David Bennett leads Monitor the independent body tasked with regulating aspects of the privatisation process. His former employer, Mckinsey is a global consultant on the outsourcing of public services. It spent £6000 entertaining David when he joined Monitor. Many of the NHS bill’s proposals were drawn up by McKinsey and included in the legislation wholesale. McKinsey, which has earned at least £13.8 million from the coalition so far, will be able to secure chunks of the NHS budget for its corporate clients.

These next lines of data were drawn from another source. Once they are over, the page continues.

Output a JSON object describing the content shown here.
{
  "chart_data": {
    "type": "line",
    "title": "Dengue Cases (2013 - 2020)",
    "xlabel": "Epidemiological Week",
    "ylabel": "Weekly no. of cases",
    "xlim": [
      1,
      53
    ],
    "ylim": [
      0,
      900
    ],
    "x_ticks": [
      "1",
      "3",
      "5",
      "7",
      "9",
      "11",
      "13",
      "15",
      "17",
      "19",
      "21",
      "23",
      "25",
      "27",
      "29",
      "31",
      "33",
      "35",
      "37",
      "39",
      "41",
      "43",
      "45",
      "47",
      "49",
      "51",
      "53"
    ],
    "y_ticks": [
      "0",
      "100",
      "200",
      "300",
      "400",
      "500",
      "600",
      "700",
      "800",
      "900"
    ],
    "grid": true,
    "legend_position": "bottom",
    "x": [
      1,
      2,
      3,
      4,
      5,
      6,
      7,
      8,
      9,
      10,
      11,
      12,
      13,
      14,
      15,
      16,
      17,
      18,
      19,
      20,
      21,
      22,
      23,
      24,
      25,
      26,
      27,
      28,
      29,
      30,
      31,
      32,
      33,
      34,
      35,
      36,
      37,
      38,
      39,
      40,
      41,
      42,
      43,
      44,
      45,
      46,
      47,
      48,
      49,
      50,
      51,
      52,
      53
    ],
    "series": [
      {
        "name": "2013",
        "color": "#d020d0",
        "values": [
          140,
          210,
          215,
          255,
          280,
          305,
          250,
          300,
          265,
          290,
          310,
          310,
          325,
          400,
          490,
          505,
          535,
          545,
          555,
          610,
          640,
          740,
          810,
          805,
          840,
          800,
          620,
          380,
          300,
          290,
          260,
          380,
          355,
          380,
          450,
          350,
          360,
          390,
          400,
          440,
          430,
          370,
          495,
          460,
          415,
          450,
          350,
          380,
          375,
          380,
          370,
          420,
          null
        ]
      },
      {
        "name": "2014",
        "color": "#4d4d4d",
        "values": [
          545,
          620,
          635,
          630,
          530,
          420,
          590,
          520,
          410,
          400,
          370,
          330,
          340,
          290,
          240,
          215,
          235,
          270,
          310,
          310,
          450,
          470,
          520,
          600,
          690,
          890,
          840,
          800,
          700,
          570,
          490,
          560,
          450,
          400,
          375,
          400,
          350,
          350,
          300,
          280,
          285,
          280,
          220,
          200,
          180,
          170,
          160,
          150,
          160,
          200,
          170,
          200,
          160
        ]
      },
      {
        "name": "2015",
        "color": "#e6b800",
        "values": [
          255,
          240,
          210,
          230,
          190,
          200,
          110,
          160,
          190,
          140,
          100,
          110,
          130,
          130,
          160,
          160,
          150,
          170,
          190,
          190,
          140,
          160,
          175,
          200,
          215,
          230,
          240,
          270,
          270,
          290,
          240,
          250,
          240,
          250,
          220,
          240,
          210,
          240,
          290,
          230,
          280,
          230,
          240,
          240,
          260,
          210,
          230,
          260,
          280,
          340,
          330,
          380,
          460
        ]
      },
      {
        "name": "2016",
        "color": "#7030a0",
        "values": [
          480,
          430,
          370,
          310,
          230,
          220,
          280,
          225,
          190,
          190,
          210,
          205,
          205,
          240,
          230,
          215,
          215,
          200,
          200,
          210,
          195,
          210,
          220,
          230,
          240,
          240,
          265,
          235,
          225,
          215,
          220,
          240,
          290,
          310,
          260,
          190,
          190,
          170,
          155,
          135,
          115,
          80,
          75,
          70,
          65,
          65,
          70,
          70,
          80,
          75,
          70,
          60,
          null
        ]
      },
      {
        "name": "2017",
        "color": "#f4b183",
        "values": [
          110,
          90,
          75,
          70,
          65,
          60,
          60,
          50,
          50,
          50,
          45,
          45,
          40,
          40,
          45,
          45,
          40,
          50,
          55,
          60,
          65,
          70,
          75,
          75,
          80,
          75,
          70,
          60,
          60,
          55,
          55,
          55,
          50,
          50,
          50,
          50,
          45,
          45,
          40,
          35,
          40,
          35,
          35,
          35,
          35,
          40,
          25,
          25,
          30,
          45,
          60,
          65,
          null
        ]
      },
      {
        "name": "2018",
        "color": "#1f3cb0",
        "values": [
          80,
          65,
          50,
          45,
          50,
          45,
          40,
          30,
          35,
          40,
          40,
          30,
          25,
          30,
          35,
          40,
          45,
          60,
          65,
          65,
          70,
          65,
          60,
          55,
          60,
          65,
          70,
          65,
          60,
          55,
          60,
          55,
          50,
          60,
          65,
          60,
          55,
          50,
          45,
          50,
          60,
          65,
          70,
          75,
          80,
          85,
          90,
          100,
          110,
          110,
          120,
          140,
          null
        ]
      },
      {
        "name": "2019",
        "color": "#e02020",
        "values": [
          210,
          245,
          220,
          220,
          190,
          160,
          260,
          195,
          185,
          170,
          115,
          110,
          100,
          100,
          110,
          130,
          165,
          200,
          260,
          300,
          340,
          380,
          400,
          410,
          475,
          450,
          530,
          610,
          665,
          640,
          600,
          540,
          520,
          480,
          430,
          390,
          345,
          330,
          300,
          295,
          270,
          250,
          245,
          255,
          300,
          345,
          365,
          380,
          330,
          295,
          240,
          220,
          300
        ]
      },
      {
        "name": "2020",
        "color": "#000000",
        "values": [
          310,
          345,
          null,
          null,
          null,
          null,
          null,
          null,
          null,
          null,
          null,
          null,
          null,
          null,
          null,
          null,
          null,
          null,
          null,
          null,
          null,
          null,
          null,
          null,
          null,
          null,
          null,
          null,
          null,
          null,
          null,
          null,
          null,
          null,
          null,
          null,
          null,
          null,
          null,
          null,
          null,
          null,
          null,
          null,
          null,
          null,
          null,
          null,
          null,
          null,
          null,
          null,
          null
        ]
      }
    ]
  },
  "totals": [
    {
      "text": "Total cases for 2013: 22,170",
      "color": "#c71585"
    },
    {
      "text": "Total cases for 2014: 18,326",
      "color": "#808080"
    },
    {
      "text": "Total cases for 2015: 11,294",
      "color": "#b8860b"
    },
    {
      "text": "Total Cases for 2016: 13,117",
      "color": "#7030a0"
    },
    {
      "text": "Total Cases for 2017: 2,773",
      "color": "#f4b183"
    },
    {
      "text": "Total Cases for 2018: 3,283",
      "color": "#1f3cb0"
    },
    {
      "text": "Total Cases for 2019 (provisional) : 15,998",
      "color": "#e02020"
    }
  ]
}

Lord Carter of Coles, head of the NHS regulator, the Co-operation and Competition Panel has a considerable stake in private health care. He was chair of the American healthcare firm, McKesson and last year received £799,000 for just one of the many healthcare positions he filled.
In March leaks appeared suggesting that the real aim of the bill was to privatise the NHS. The BBC stuck to its line that the bill was about empowering GPs, to which it sometimes added “and there will be a greater role for the private sector”. Six months later journalist Oliver Huitson sifted through the coverage and found the BBC had ignored all these issues and betrayed the NHS. The BBC “blackout” extended to the climax on March 19 when the bill was finally passed in the House of Lords. A petition including 486,000 signatures brought to the House and calling for the bill to be delayed was not reported by the BBC nor was there a single article on the bill becoming law.
Huitson’s conclusion is that the BBC was unwilling to tell its audience what was really happening and concealed the role of the private sector. It frequently cited private healthcare lobbying organisations – which stand to make billions from the privatisation of the NHS – as credible and impartial sources but banned the most qualified and widely cited critics in the country. “All considered, fear, compliance and a misguided vision of self-interest seem to have left the BBC incapable of challenging abuses of governance.”
The opening ceremony of the Olympic Games – beamed into British homes by the BBC – included a lavish tribute to the NHS involving more than a thousand participants. The reason is straightforward and the hypocrisy plain; the NHS was inspired by the ideal of freely available, universal healthcare based on clinical need. It remains a symbol of a society in which human values matter. But it is also an obstacle to the construction of the corporate state. The passing of the Health and Social Care Act is very much a smash and grab operation. Mr Lansley admitted as much before losing his job in a cabinet reshuffle in September.“So it all had to be put into legislation to nail it down… [so that] things would not change just at the behest of a change of secretary of state, or even more a change of government”.
Despite this pre-emptive strike, there may still be a battle to be fought. The Hackney Gazette covered one of the stories the BBC ignored. It reported that a privately-run NHS clinic in the London borough had refused treatment to a 76-year-old man who was later diagnosed with potentially deadly meningitis. Care UK, which ran the centre refused to treat him as they had already fulfilled their “quota”. There’s every chance that the government will have to quell a disturbance or two in the coming months as Britons find they have to pay for treatment they can’t afford in times of austerity.
The coalition will, however, have the huge advantage of the BBC operating as a state rather than public broadcaster. Deputy Prime Minister Nick Clegg has demonstrated how easy it is to field the most difficult questions on BBC programmes these days. Asked why he had broken an election pledge and voted to raise university tuition fees he said, ‘‘I still haven’t heard an apology …for the illegal invasion of Iraq.’’ Perhaps he’s also waiting for Tony Blair to apologise for the destruction of Iraq’s health system.